At AAMI, as at every other insurance company in this post-Enron, post-HIH, Sarbanes-Oxley/Financial Services Reform Act-saturated world, enterprise risk management has become a major preoccupation as the organization strives to build a powerful risk management culture. So with insurance now one of the most administered industries, with the Australian Prudential Regulation Authority (APRA) maintaining a keen watching brief on the effectiveness of corporate risk management approaches, and with every area subject to risk controls and required to report monthly on potential risks to the business, e-business manager David Jones has found his responsibilities have expanded considerably over recent times.

"It has made me very much more aware that the Web site processes have to be scrupulously aligned with what we're doing on the telephone," Jones says. "It has enforced a discipline on us, because before if the Web site was slightly different it didn't matter, but now under the Financial Services Reform Act we pretty well have to be aligned.

"It's very difficult sometimes to do that, simply because our processes are aligned to our mainframe, which requires programming, which takes some time to change. Whereas the business can often just change a code file and start doing something immediately, it takes the Web site about eight weeks to catch up. We're trying to address that now. We're not there yet. It's about pre-warning, because at the moment e-business is still an emerging business for us, and hasn't been fully embraced as an alternate channel."

In the new space-time reality born out of the ashes and dust of 9/11, keeping corporate executives out of jail and corporate activities off the front page, keeping customers onside and continuing to reward shareholders, have become the main games in town and the responsibility of everyone. When corporate executives can face up to 20 years in jail and a $US5 million fine for making false statements in corporate financial certifications under the new US Sarbanes-Oxley regime, financial information must be both valid and verifiable. Mix in the incentive to outsource offshore in the face of ever-increasing global competition, which creates all manner of new types of corporate operational and strategic risks that must be managed - many of them political in nature - and enterprise risk management and governance (ERM&G) is becoming the new imperative.

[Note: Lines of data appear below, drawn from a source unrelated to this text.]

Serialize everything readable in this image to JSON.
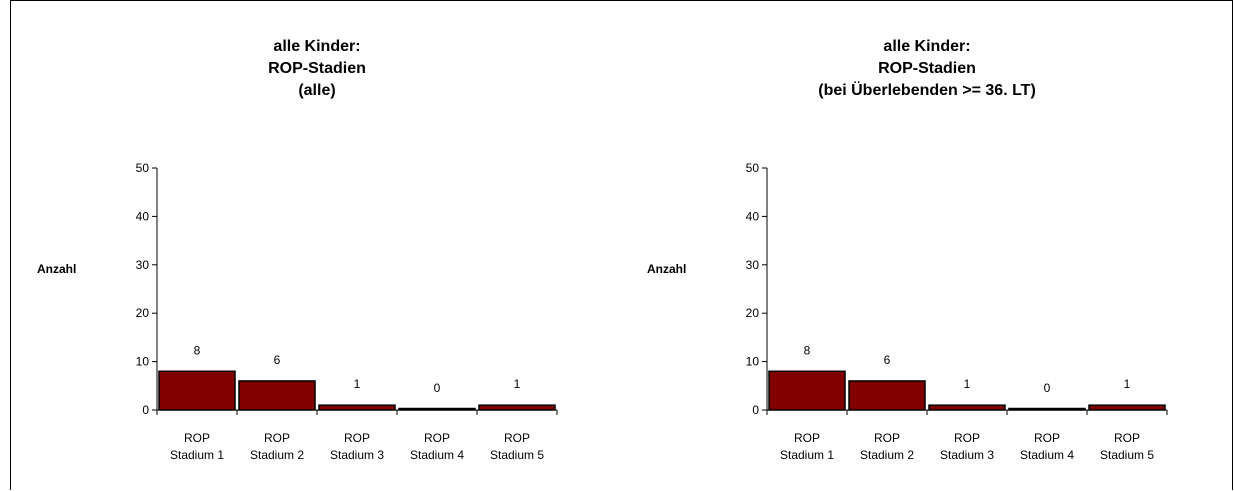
{
  "chart_data": [
    {
      "type": "bar",
      "title_lines": [
        "alle Kinder:",
        "ROP-Stadien",
        "(alle)"
      ],
      "ylabel": "Anzahl",
      "xlabel": "",
      "ylim": [
        0,
        50
      ],
      "yticks": [
        0,
        10,
        20,
        30,
        40,
        50
      ],
      "categories": [
        [
          "ROP",
          "Stadium 1"
        ],
        [
          "ROP",
          "Stadium 2"
        ],
        [
          "ROP",
          "Stadium 3"
        ],
        [
          "ROP",
          "Stadium 4"
        ],
        [
          "ROP",
          "Stadium 5"
        ]
      ],
      "values": [
        8,
        6,
        1,
        0,
        1
      ],
      "bar_color": "#800000",
      "grid": false,
      "legend": "none"
    },
    {
      "type": "bar",
      "title_lines": [
        "alle Kinder:",
        "ROP-Stadien",
        "(bei Überlebenden >= 36. LT)"
      ],
      "ylabel": "Anzahl",
      "xlabel": "",
      "ylim": [
        0,
        50
      ],
      "yticks": [
        0,
        10,
        20,
        30,
        40,
        50
      ],
      "categories": [
        [
          "ROP",
          "Stadium 1"
        ],
        [
          "ROP",
          "Stadium 2"
        ],
        [
          "ROP",
          "Stadium 3"
        ],
        [
          "ROP",
          "Stadium 4"
        ],
        [
          "ROP",
          "Stadium 5"
        ]
      ],
      "values": [
        8,
        6,
        1,
        0,
        1
      ],
      "bar_color": "#800000",
      "grid": false,
      "legend": "none"
    }
  ]
}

Cutter Consortium senior consultant Robert Charette believes the force pushing ERM&G to the forefront of corporate-level concerns can be traced to the "confluence of three rushing rivers of high anxiety": the loss of trust in corporations, the shock of the September 11 terrorist attacks, and the dynamic shift in the view of risk and how it should be managed in society. He says the rapid rise of ERM&G comes as business works to limit liability and related management costs, and accepts that an organization's total risk spectrum - regulations, capital markets, financial reporting, globalization, intellectual capital, not to mention IT - must be assessed and managed as a unified whole.

"The urgency in implementing ERM&G is a direct outgrowth of governmental and societal demands for better corporate governance as well as of recent world events that have changed the types of risks and their potential effects, which organizations must now face," Charette wrote in a Business Advisory earlier this year called 'The Rise of Enterprise Risk Management and Governance'.

"As a consequence, the CIO's role in identifying and managing enterprise risk and supporting the organization's risk governance requirements has grown dramatically since 2000."